Kyle's Stylin' Tyles makes two models of patio tile, the Connecticut and the Texas. One Connecticut tile uses 17 ounces of clay and needs 68 minutes of Kyle's time. One Texas tile uses 51 ounces of clay and needs only 17 minutes of Kyle's time. He has 255 ounces of clay and can spend 272 minutes making tiles. Kyle can sell each Texas tile for $14 and each Connecticut tile for $49. How many Connecticut tiles should he make to maximize his earnings?
As far as I can see it, the best outcome is to make:
3 Conn. tyles x 17-ounce =51 ounces, - Connecticut tiles
This will take 68 X 3=204 minutes of his time.
That leaves him with:
255 - 51 =204 ounces and,
272 - 204 =68 minutes from which he can make:
204 ounces / 51-ounce tyles =4 Texas tyles and =68/17 =4 tyles for the minutes he has left.
so the final result would be:
3 Conn. tyles X $49 =$147 and
4 Tex. tyles X $14 =$56, for a total of
$147 + $56 =$203 maximum earnings.
OK guys.
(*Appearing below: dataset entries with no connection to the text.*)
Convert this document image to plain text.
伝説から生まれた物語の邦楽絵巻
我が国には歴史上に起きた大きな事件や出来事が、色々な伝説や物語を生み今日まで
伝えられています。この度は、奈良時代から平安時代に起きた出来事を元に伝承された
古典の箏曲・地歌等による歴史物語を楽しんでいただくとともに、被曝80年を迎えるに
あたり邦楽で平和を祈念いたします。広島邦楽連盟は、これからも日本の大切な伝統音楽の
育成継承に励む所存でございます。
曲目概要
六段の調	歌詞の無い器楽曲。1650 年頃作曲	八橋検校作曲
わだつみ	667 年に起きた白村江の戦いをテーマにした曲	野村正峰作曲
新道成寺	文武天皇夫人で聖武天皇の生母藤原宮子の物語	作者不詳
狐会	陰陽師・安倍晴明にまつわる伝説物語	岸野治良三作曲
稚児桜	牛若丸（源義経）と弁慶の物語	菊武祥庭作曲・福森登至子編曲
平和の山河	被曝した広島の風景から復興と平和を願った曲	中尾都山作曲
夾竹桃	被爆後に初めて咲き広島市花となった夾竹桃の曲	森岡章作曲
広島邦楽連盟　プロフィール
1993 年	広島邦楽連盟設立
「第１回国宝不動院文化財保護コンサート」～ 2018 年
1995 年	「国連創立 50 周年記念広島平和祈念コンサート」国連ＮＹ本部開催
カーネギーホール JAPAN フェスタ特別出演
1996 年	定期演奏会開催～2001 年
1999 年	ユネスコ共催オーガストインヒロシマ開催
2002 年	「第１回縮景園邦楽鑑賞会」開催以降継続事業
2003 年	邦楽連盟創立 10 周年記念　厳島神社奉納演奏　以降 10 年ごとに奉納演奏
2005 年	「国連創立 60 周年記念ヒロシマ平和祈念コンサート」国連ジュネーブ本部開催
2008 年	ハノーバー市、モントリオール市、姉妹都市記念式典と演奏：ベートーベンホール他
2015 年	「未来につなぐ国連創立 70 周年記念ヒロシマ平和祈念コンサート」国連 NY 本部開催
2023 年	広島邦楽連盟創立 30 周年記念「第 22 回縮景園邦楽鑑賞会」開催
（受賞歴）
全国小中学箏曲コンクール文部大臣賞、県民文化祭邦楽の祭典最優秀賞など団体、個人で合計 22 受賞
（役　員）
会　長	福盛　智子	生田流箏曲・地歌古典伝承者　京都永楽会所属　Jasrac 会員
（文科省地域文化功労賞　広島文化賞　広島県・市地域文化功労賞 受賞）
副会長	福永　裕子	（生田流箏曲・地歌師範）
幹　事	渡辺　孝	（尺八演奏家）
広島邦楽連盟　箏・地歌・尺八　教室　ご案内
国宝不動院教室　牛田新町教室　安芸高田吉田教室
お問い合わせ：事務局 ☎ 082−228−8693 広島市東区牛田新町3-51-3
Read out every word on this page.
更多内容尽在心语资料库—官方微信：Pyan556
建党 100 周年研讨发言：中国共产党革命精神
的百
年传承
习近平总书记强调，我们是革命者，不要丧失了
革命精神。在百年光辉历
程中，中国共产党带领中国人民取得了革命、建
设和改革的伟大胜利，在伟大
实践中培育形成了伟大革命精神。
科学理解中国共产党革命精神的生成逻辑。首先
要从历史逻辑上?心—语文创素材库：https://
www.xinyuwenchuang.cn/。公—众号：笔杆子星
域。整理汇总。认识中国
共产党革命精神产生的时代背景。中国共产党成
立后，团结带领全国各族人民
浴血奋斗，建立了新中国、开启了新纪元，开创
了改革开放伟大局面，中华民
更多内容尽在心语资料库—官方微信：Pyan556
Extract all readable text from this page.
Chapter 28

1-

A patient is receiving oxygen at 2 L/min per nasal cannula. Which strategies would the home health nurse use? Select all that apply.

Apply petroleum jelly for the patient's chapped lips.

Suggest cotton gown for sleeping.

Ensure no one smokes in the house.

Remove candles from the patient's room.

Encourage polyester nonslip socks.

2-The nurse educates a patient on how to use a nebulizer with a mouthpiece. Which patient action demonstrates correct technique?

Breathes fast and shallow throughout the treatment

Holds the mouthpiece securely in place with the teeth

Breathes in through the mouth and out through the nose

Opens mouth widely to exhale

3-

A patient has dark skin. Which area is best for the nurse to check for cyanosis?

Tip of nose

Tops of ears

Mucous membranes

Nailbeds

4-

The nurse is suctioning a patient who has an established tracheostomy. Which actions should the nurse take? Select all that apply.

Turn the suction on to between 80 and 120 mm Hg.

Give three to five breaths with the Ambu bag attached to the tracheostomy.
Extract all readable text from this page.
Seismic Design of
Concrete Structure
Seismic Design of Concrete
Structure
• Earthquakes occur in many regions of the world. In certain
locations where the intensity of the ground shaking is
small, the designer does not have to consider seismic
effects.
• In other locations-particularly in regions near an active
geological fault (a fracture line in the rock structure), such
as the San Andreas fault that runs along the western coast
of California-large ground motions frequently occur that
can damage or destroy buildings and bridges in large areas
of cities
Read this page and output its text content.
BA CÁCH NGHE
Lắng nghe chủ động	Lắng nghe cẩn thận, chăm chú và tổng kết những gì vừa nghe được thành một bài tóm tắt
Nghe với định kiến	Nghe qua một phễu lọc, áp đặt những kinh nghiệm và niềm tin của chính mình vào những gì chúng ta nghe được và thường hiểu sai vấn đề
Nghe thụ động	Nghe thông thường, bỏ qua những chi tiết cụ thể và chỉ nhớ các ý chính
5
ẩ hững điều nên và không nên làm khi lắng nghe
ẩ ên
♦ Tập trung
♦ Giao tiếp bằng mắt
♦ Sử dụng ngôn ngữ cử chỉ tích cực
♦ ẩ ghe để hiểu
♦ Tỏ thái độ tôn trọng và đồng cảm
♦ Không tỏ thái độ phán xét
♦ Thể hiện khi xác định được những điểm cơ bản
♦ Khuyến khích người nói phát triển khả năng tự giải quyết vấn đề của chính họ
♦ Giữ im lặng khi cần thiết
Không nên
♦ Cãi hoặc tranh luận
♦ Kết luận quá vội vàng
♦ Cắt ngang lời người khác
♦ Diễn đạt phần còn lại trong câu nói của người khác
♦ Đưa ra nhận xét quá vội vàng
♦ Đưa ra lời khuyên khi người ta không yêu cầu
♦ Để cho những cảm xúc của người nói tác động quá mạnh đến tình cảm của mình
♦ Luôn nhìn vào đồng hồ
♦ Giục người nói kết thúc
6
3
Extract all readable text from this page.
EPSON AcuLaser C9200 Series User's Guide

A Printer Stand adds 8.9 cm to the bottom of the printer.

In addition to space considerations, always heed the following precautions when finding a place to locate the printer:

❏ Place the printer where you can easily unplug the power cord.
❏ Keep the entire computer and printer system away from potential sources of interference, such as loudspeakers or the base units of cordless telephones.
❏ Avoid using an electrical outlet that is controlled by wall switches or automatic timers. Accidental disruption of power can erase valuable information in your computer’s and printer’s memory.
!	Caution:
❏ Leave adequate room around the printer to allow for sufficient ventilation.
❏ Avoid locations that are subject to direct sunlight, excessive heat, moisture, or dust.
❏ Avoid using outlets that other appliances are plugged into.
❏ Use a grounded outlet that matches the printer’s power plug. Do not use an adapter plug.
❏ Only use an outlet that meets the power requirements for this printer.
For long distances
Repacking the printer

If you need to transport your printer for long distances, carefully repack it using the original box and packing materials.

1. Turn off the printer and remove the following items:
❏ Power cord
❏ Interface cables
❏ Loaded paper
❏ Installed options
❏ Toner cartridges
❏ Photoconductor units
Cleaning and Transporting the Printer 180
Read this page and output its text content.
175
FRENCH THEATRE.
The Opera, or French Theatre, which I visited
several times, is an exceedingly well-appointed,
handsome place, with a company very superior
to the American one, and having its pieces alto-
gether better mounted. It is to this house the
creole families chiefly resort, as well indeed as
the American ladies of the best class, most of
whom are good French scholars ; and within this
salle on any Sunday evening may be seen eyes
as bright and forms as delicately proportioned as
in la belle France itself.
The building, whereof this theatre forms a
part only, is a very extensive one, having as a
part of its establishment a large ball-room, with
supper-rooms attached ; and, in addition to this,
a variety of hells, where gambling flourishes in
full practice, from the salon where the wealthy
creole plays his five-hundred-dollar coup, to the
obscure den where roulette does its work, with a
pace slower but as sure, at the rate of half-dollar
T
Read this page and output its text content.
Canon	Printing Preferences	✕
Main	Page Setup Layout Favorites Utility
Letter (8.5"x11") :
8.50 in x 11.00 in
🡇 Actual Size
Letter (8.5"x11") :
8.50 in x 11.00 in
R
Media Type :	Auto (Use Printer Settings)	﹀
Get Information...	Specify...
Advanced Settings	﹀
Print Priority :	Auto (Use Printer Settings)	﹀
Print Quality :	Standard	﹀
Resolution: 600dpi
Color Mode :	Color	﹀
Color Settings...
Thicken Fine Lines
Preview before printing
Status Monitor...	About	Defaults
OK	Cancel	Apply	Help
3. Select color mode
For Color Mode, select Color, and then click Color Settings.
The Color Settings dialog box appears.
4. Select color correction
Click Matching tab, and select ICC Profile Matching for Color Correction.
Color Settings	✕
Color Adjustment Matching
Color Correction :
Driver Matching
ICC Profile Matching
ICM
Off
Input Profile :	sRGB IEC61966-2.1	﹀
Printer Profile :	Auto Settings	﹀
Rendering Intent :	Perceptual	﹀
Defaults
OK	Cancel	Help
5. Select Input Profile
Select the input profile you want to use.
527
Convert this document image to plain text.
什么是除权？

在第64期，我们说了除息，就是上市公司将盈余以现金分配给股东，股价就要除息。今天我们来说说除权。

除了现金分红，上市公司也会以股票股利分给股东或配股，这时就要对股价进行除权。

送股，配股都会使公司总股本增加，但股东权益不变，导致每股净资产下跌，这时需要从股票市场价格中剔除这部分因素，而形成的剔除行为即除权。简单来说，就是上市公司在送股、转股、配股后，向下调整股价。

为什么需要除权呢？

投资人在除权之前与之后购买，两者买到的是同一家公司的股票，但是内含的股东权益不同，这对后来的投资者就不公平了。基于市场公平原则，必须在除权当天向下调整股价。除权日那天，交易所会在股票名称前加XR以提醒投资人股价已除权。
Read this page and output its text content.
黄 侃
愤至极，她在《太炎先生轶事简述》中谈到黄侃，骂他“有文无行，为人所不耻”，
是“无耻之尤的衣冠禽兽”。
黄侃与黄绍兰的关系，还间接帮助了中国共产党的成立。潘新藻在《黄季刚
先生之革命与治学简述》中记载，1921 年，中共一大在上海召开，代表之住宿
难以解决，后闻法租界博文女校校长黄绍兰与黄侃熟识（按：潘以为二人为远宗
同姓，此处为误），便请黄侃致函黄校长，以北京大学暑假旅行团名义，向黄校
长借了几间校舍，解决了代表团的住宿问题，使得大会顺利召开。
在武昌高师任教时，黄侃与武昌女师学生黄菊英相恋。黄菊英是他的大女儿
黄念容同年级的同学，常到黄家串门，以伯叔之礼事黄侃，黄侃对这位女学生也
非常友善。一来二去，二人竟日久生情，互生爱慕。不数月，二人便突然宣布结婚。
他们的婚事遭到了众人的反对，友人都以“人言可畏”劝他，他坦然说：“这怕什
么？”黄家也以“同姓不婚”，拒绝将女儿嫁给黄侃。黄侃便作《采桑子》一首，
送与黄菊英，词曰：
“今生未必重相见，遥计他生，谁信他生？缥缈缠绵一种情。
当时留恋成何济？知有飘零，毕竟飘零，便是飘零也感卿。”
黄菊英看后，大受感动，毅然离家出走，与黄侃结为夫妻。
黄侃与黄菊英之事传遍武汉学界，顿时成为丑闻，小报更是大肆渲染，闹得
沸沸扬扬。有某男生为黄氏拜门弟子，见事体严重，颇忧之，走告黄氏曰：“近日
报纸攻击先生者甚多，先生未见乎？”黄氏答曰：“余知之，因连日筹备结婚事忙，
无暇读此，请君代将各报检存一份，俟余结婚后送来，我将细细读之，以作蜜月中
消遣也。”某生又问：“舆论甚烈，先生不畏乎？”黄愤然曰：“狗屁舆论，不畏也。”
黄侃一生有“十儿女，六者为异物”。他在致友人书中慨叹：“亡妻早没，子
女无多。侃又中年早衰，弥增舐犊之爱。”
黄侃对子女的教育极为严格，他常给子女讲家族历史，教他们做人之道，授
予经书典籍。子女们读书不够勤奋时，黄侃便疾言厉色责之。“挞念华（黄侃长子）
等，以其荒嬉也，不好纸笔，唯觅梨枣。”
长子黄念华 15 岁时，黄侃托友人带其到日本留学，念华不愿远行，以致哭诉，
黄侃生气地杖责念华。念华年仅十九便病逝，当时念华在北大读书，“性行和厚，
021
Take a crack at it!!!!.
c = number of Connecticut tiles
t = number of Texas tiles
Clay: 17c + 51t = 255
Time: 68c + 17t = 272
Hence:
t = 4. c = 3
Earnings:
E = $(49c + 14t) → $203
Let x be the number of Connecticut tiles and y be the number of Texas tiles manufactured
We have the following system of constraints
17x + 51y ≤ 255
68x + 17y ≤ 272
And we wish to maximize the objective function
49x + 14y
As shown by the graph, here : https://www.desmos.com/calculator/h5pmmegzom, the corner point of the feasible region that maximizes the profit occurs at (x,y) = (3,4)
So....the maximum profit is 49(3) + 14(4) = $203